Wang Jiahui, Wang Jingxuan, Tang Zhouping, Zhang Ping
Department of Neurology, Tongji Hospital, Tongji Medical College, Huazhong University of Science and Technology, Wuhan, China.
Front Neurol. 2021 Nov 15;12:775085. doi: 10.3389/fneur.2021.775085. eCollection 2021.
Over the past decade, many studies have reported the association of brain natriuretic peptide (BNP) and N-terminal pro-brain natriuretic peptide (NT-proBNP) with clinical outcome of intracerebral hemorrhage (ICH). However, a broad consensus has not been reached. To evaluate the role of BNP/NT-proBNP levels in prognosis and disease severity assessment in patients with ICH. A systematic literature search was conducted utilizing PubMed, Embase, Web of Science and the Cochrane Library databases up to July 23, 2021. Studies that explored the association between BNP/NT-proBNP level and clinical outcome or disease severity in ICH patients were eligible. Outcome measures were all-cause mortality, poor functional outcome, adverse cardiac events and markers of disease severity. Ten studies, involving 1,373 patients with ICH, met the inclusion criteria. Nine studies focused on clinical outcomes (five all-cause mortality, five functional outcomes, and one adverse cardiac event) and seven on disease severity. In terms of prognosis, all five studies showed an association between elevated BNP/NT-proBNP level and increased risk of all-cause mortality in ICH patients. Four of the five studies reported poor functional outcomes in patients with higher BNP/NT-proBNP levels and one study associated higher BNP/NT-proBNP levels with increased risk of adverse cardiac events.

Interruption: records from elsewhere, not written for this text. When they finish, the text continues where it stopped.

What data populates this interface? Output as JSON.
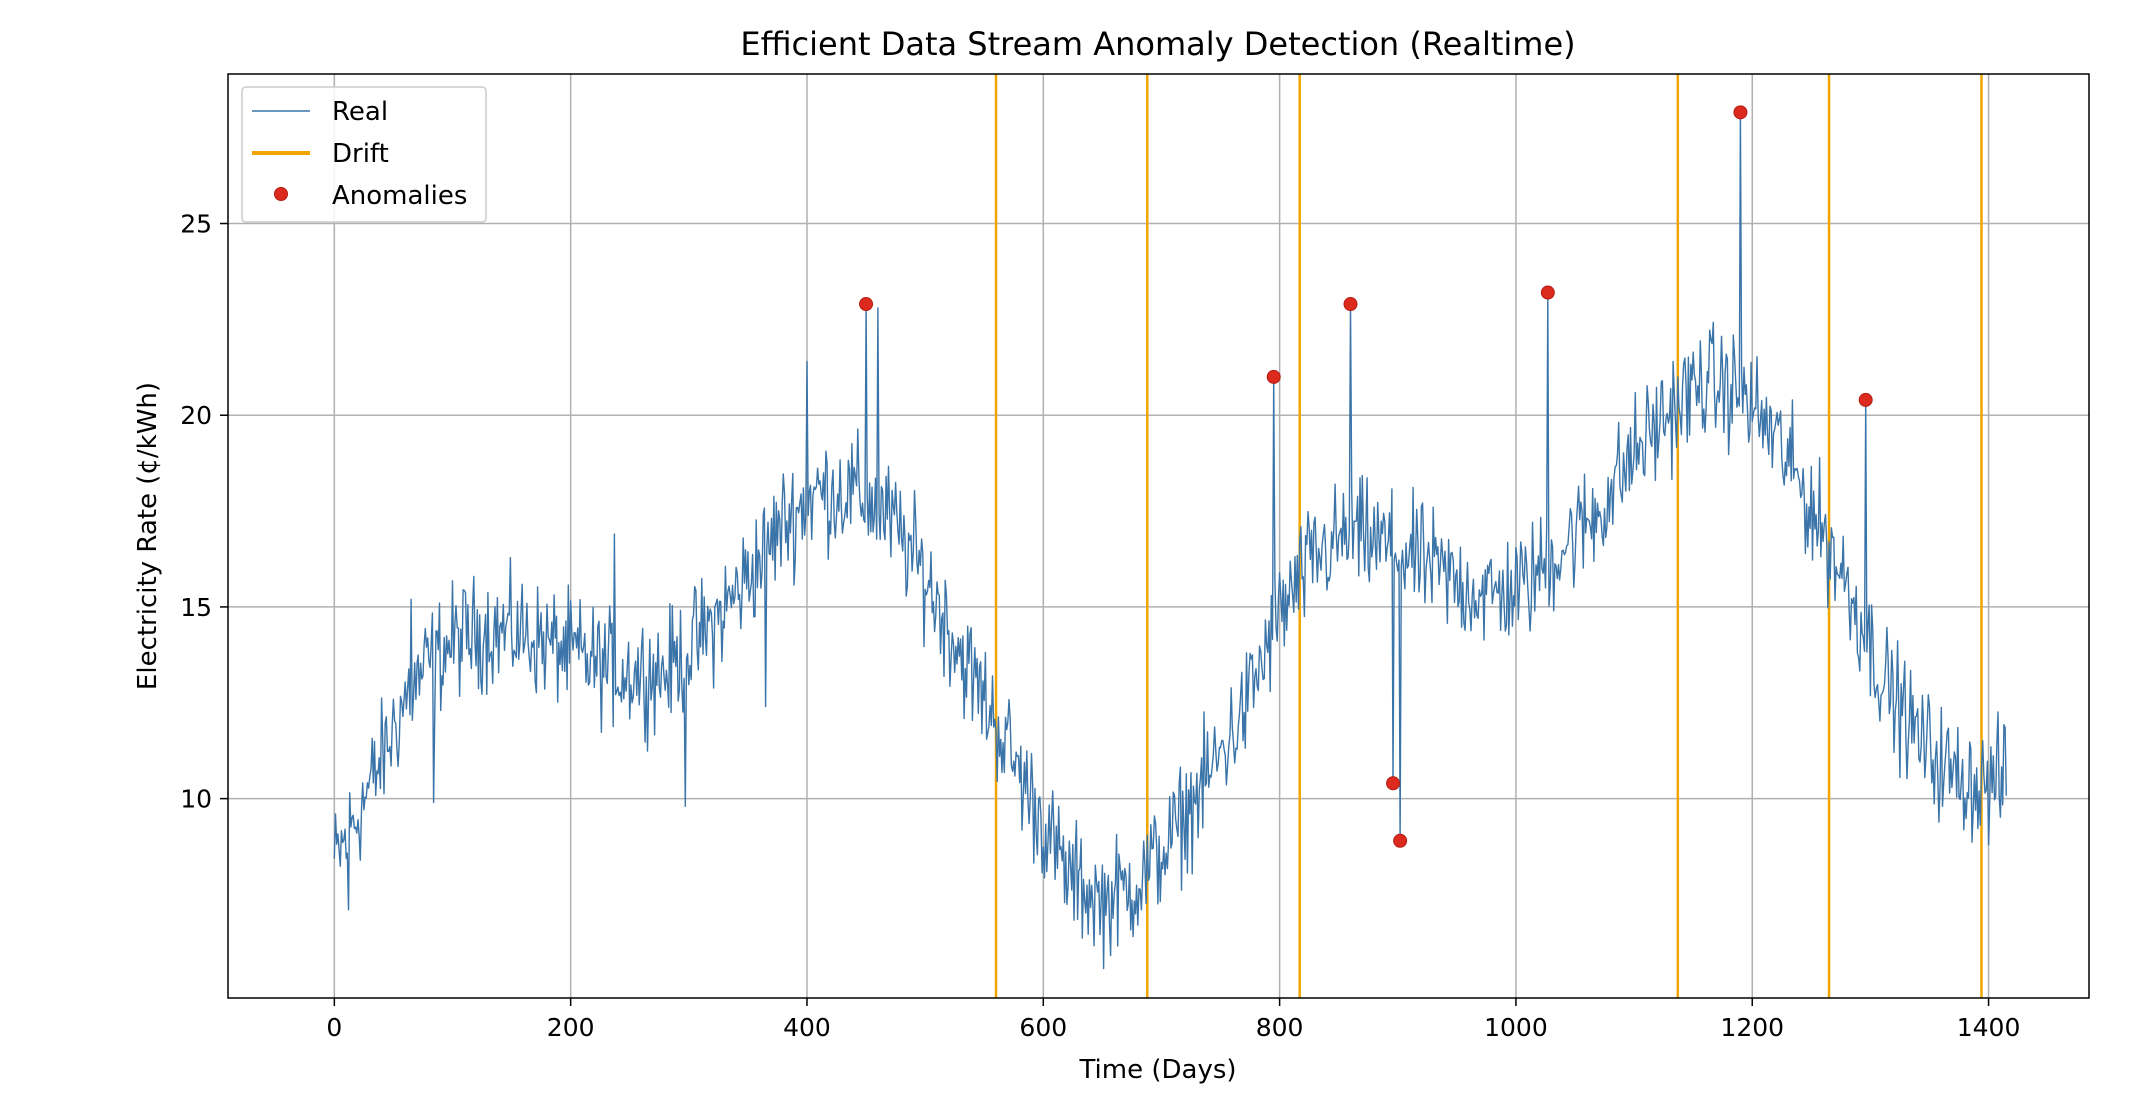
{
  "chart_data": {
    "type": "line",
    "title": "Efficient Data Stream Anomaly Detection (Realtime)",
    "xlabel": "Time (Days)",
    "ylabel": "Electricity Rate (¢/kWh)",
    "xlim": [
      -90,
      1485
    ],
    "ylim": [
      4.8,
      28.9
    ],
    "xticks": [
      0,
      200,
      400,
      600,
      800,
      1000,
      1200,
      1400
    ],
    "yticks": [
      10,
      15,
      20,
      25
    ],
    "grid": true,
    "legend_position": "top-left",
    "colors": {
      "real": "#3a74a8",
      "drift": "#f0a500",
      "anomaly": "#dd2a1e",
      "grid": "#b0b0b0"
    },
    "legend": [
      {
        "label": "Real",
        "kind": "line"
      },
      {
        "label": "Drift",
        "kind": "drift"
      },
      {
        "label": "Anomalies",
        "kind": "marker"
      }
    ],
    "series": [
      {
        "name": "Real",
        "kind": "line",
        "x_start": 0,
        "x_end": 1415,
        "control_points": [
          [
            0,
            8.3
          ],
          [
            20,
            9.6
          ],
          [
            40,
            11.0
          ],
          [
            60,
            12.6
          ],
          [
            80,
            13.5
          ],
          [
            100,
            14.1
          ],
          [
            130,
            14.4
          ],
          [
            160,
            14.3
          ],
          [
            200,
            13.8
          ],
          [
            240,
            13.3
          ],
          [
            280,
            13.3
          ],
          [
            320,
            14.5
          ],
          [
            350,
            15.8
          ],
          [
            380,
            17.2
          ],
          [
            410,
            18.0
          ],
          [
            440,
            18.0
          ],
          [
            470,
            17.3
          ],
          [
            500,
            15.8
          ],
          [
            530,
            13.8
          ],
          [
            560,
            12.0
          ],
          [
            590,
            10.0
          ],
          [
            620,
            8.0
          ],
          [
            650,
            7.3
          ],
          [
            680,
            7.8
          ],
          [
            710,
            9.0
          ],
          [
            740,
            10.6
          ],
          [
            770,
            12.3
          ],
          [
            800,
            14.8
          ],
          [
            830,
            16.3
          ],
          [
            860,
            16.9
          ],
          [
            890,
            16.6
          ],
          [
            920,
            16.2
          ],
          [
            950,
            15.6
          ],
          [
            980,
            15.3
          ],
          [
            1010,
            15.6
          ],
          [
            1040,
            16.6
          ],
          [
            1070,
            17.5
          ],
          [
            1100,
            19.0
          ],
          [
            1130,
            20.1
          ],
          [
            1160,
            20.9
          ],
          [
            1190,
            20.6
          ],
          [
            1220,
            19.4
          ],
          [
            1250,
            17.6
          ],
          [
            1280,
            15.6
          ],
          [
            1310,
            13.2
          ],
          [
            1340,
            11.6
          ],
          [
            1370,
            10.6
          ],
          [
            1400,
            10.3
          ],
          [
            1415,
            10.6
          ]
        ],
        "spikes": [
          {
            "x": 400,
            "y": 21.4
          },
          {
            "x": 450,
            "y": 22.9
          },
          {
            "x": 460,
            "y": 22.8
          },
          {
            "x": 65,
            "y": 15.2
          },
          {
            "x": 237,
            "y": 16.9
          },
          {
            "x": 84,
            "y": 9.9
          },
          {
            "x": 297,
            "y": 9.8
          },
          {
            "x": 365,
            "y": 12.4
          },
          {
            "x": 12,
            "y": 7.1
          },
          {
            "x": 795,
            "y": 21.0
          },
          {
            "x": 860,
            "y": 22.9
          },
          {
            "x": 896,
            "y": 10.4
          },
          {
            "x": 902,
            "y": 8.9
          },
          {
            "x": 1027,
            "y": 23.2
          },
          {
            "x": 1190,
            "y": 27.9
          },
          {
            "x": 1296,
            "y": 20.4
          }
        ]
      },
      {
        "name": "Drift",
        "kind": "vlines",
        "x": [
          560,
          688,
          817,
          1137,
          1265,
          1394
        ]
      },
      {
        "name": "Anomalies",
        "kind": "scatter",
        "points": [
          {
            "x": 450,
            "y": 22.9
          },
          {
            "x": 795,
            "y": 21.0
          },
          {
            "x": 860,
            "y": 22.9
          },
          {
            "x": 896,
            "y": 10.4
          },
          {
            "x": 902,
            "y": 8.9
          },
          {
            "x": 1027,
            "y": 23.2
          },
          {
            "x": 1190,
            "y": 27.9
          },
          {
            "x": 1296,
            "y": 20.4
          }
        ]
      }
    ]
  }
}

Moreover, two studies identified an additional predictive ability of BNP/NT-proBNP level beyond that of pre-existing prognostic variables. In terms of disease severity, five studies (71%) reported that BNP/NT-proBNP level correlated positively with hematoma volume in addition to ICH and GCS scores. Elevated BNP/NT-proBNP level is associated with increased risk of all-cause mortality, poor functional outcome, adverse cardiac events and disease severity in patients with ICH. Thus, BNP/NT-proBNP level is a promising prognostic indicator for ICH and also an effective marker of disease severity. Current evidence remains limited by the small number and high heterogeneity of included studies. Further appropriately designed, large-scale studies are required to confirm the current findings.
在过去十年中,许多研究报告了脑钠肽(BNP)和N末端脑钠肽原(NT-proBNP)与脑出血(ICH)临床结局的关联。然而,尚未达成广泛共识。为了评估BNP/NT-proBNP水平在ICH患者预后及疾病严重程度评估中的作用。我们利用PubMed、Embase、Web of Science和Cochrane图书馆数据库进行了系统的文献检索,检索截至2021年7月23日。探讨BNP/NT-proBNP水平与ICH患者临床结局或疾病严重程度之间关联的研究符合纳入标准。结局指标包括全因死亡率、不良功能结局、不良心脏事件和疾病严重程度标志物。十项研究,涉及1373例ICH患者,符合纳入标准。九项研究关注临床结局(五项全因死亡率、五项功能结局和一项不良心脏事件),七项关注疾病严重程度。在预后方面,所有五项研究均表明,ICH患者中BNP/NT-proBNP水平升高与全因死亡风险增加有关。五项研究中的四项报告BNP/NT-proBNP水平较高的患者功能结局较差,一项研究将较高的BNP/NT-proBNP水平与不良心脏事件风险增加相关联。此外,两项研究发现BNP/NT-proBNP水平除了具有现有预后变量的预测能力外,还具有额外的预测能力。在疾病严重程度方面,五项研究(71%)报告称,除了ICH和格拉斯哥昏迷量表(GCS)评分外,BNP/NT-proBNP水平与血肿体积呈正相关。ICH患者中BNP/NT-proBNP水平升高与全因死亡风险增加、不良功能结局、不良心脏事件和疾病严重程度相关。因此,BNP/NT-proBNP水平是ICH患者一个有前景的预后指标,也是疾病严重程度的有效标志物。目前的证据仍然受到纳入研究数量少和异质性高的限制。需要进一步开展设计合理的大规模研究来证实当前的研究结果。